Quel che più conta, i musicisti ebrei erano immersi nel mondo, e non solo nell’angolo di mondo che era il ghetto. Mai era stato possibile reprimerli. Banchieri, proprietari dei banchi di pegno, venditori di stracci e dottori non erano gli unici ebrei richiesti nel mondo dei gentili: in Italia in particolare, c’era sempre stata grande richiesta di musicisti, attori, intrattenitori e maestri di danza ebrei. A Mantova il grande Leone di Sommi scriveva drammi per i Gonzaga oltre che per la propria comunità, e Isacco Masserano, maestro di balletto e coreografo, escogitava gli elaborati intermezzi per quegli spettacoli. Lo stesso Leone Modena aveva qualcosa dello showman. Da bambino aveva appreso l’arte della retorica classica e la impiegò consapevolmente nei suoi sermoni in italiano, i quali divennero una tappa obbligatoria per i cristiani in visita al ghetto. Fu questo genere di notorietà, che travalicava i ponti e i cancelli del ghetto, a portare Leone in contatto con l’ambasciatore inglese Henry Wootton. Potrebbe essere stato Wootton a suggerire a Leone di scrivere il suo De ritii ebraici, una descrizione degli usi e costumi ebraici a beneficio di re Giacomo I. Quando il libro uscì in francese senza il consenso dell’autore nel 1637, Leone temette di finire nelle carceri dell’Inquisizione. Ma il libro resistette, accanto a quello di Simone Luzzatto, come il primo tentativo di liberare il mondo cristiano dalla perenne paranoia associata alla vita e alla cultura degli ebrei.
La lapide di Leone la potete trovare al cimitero del Lido, salvata dall’incuria in cui era caduta. Leone morì nel 1649, senza un soldo e pieno di afflizioni e angosce – come avrebbe potuto essere altrimenti?
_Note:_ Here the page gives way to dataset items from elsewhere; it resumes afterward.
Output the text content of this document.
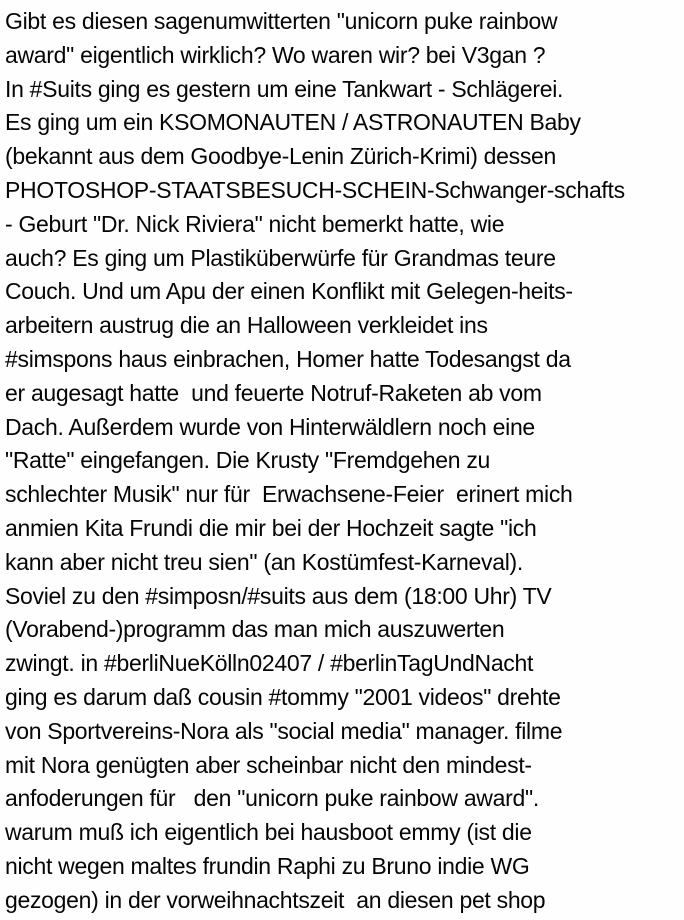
Gibt es diesen sagenumwitterten "unicorn puke rainbow
award" eigentlich wirklich? Wo waren wir? bei V3gan ?
In #Suits ging es gestern um eine Tankwart - Schlägerei.
Es ging um ein KSOMONAUTEN / ASTRONAUTEN Baby
(bekannt aus dem Goodbye-Lenin Zürich-Krimi) dessen
PHOTOSHOP-STAATSBESUCH-SCHEIN-Schwanger-schafts
- Geburt "Dr. Nick Riviera" nicht bemerkt hatte, wie
auch? Es ging um Plastiküberwürfe für Grandmas teure
Couch. Und um Apu der einen Konflikt mit Gelegen-heits-
arbeitern austrug die an Halloween verkleidet ins
#simspons haus einbrachen, Homer hatte Todesangst da
er augesagt hatte  und feuerte Notruf-Raketen ab vom
Dach. Außerdem wurde von Hinterwäldlern noch eine
"Ratte" eingefangen. Die Krusty "Fremdgehen zu
schlechter Musik" nur für  Erwachsene-Feier  erinert mich
anmien Kita Frundi die mir bei der Hochzeit sagte "ich
kann aber nicht treu sien" (an Kostümfest-Karneval).
Soviel zu den #simposn/#suits aus dem (18:00 Uhr) TV
(Vorabend-)programm das man mich auszuwerten
zwingt. in #berliNueKölln02407 / #berlinTagUndNacht
ging es darum daß cousin #tommy "2001 videos" drehte
von Sportvereins-Nora als "social media" manager. filme
mit Nora genügten aber scheinbar nicht den mindest-
anfoderungen für   den "unicorn puke rainbow award".
warum muß ich eigentlich bei hausboot emmy (ist die
nicht wegen maltes frundin Raphi zu Bruno indie WG
gezogen) in der vorweihnachtszeit  an diesen pet shop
Ma io credo che alla fine anch’egli avrebbe detto, a proposito della vita appena vissuta e di ciò che essa rappresentava, in quanto capace di trascendere la segregazione del ghetto senza abbandonare il suo giudaismo essenziale, “poteva andare peggio.”
E se il suo spettro avesse potuto sussurrare nell’orecchio di Gustav Mahler – di cui stiamo per sentire una sinfonia piena di melodie ebraiche – nel momento in cui Mahler decise che convertirsi al cristianesimo con l’idea che la conversione valesse una carriera come musicista, noi siamo tutti sicuri – non è così? – che a quel giovane avrebbe detto: “Non farlo”. Amen, a quello, al ricordo di entrambi e a tutti gli ebrei del ghetto di Venezia.